En terminant l'année scolaire, j'ai suggéré que nos services pédagogiques se lancent dans l'aventure «Blogue». Mon idée étant que nous puissions bâtir ensemble notre portfolio, gardant ainsi un trace de nos interventions et de nos réflexions.

Parmi l'équipe (nous sommes cinq), j'étais le seul qui avait une expérience réelle des blogues. Pour tous les autres, c'était un concept soit abstrait soit complètement inconnu. J'ai donc présenté l'outil en naviguant parmi quelques blogues. Puis il y a eu l'amorçe d'une discussion relativement vive autour de la table. Des questions du genre «peut-on écrire qu'une formation ait mal fonctionné?» ou encore «peut-on écrire nos états d'âme?» ou «un blogue sert-il à passer de l'information?» surgissaient.

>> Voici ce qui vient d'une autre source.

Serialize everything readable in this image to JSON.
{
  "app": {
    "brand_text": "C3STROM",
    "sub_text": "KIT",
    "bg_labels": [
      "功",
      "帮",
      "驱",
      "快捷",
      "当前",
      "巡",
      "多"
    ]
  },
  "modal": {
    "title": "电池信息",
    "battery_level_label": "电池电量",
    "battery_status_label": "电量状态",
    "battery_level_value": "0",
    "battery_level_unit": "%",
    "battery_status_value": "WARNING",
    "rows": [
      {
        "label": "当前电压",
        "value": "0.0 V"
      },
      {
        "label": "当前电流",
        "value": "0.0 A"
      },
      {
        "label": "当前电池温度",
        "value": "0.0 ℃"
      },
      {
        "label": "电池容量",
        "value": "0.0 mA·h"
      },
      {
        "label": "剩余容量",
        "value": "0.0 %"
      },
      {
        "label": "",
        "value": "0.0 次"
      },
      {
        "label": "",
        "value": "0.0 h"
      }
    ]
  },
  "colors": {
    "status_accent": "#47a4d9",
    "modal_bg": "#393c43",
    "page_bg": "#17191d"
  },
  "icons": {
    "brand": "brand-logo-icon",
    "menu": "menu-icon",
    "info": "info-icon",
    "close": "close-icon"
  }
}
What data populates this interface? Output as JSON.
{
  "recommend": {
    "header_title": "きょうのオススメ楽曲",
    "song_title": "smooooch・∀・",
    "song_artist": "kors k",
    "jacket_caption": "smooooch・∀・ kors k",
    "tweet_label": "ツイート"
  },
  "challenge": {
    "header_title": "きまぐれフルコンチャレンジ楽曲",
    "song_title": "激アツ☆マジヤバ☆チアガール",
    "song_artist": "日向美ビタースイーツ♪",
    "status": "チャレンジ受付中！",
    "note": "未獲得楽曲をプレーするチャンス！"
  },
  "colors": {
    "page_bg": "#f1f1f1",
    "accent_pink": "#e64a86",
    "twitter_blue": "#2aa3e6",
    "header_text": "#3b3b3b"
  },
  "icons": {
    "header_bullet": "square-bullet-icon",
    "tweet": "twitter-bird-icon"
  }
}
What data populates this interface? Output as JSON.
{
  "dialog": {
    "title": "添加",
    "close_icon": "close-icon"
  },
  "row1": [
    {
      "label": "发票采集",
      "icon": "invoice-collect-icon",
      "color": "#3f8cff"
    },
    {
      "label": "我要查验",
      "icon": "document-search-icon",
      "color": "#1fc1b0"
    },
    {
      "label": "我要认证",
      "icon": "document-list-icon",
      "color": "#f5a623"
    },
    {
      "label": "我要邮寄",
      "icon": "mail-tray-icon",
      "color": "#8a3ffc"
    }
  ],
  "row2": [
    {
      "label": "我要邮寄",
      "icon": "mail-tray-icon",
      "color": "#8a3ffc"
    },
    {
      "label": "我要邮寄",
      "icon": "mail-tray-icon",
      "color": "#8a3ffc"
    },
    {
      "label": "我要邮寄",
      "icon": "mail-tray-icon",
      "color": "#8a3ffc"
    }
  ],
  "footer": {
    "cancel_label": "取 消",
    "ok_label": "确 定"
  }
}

Intérieurement, je souriais. Sans doute que mon enthousiasme pour l'outil, lors de ma présentation, m'avait rendu complètement incompréhensible aux yeux de mes collègues. En effet, pourquoi diable veut-on rendre public nos reflexions? Qu'est-ce donc qui nous motive à écrire/décrire/commenter nos actions? Pour moi, cela allait de soi que la seule manière d'avancer dans sa compréhension du monde est en socio-construction. Et l'outil blogue m'apparaissait (et m'apparaît encore) un moyen privilégié pour le faire.

Notre blogue fonctionnera-t-il? J'en ai aucune espèce d'idée. Mais je sais que s'il ne fonctionne pas cette année, je reviendrai à la charge l'an prochain, et la suivante, s'il le faut. On a parfois des croyances tenaces.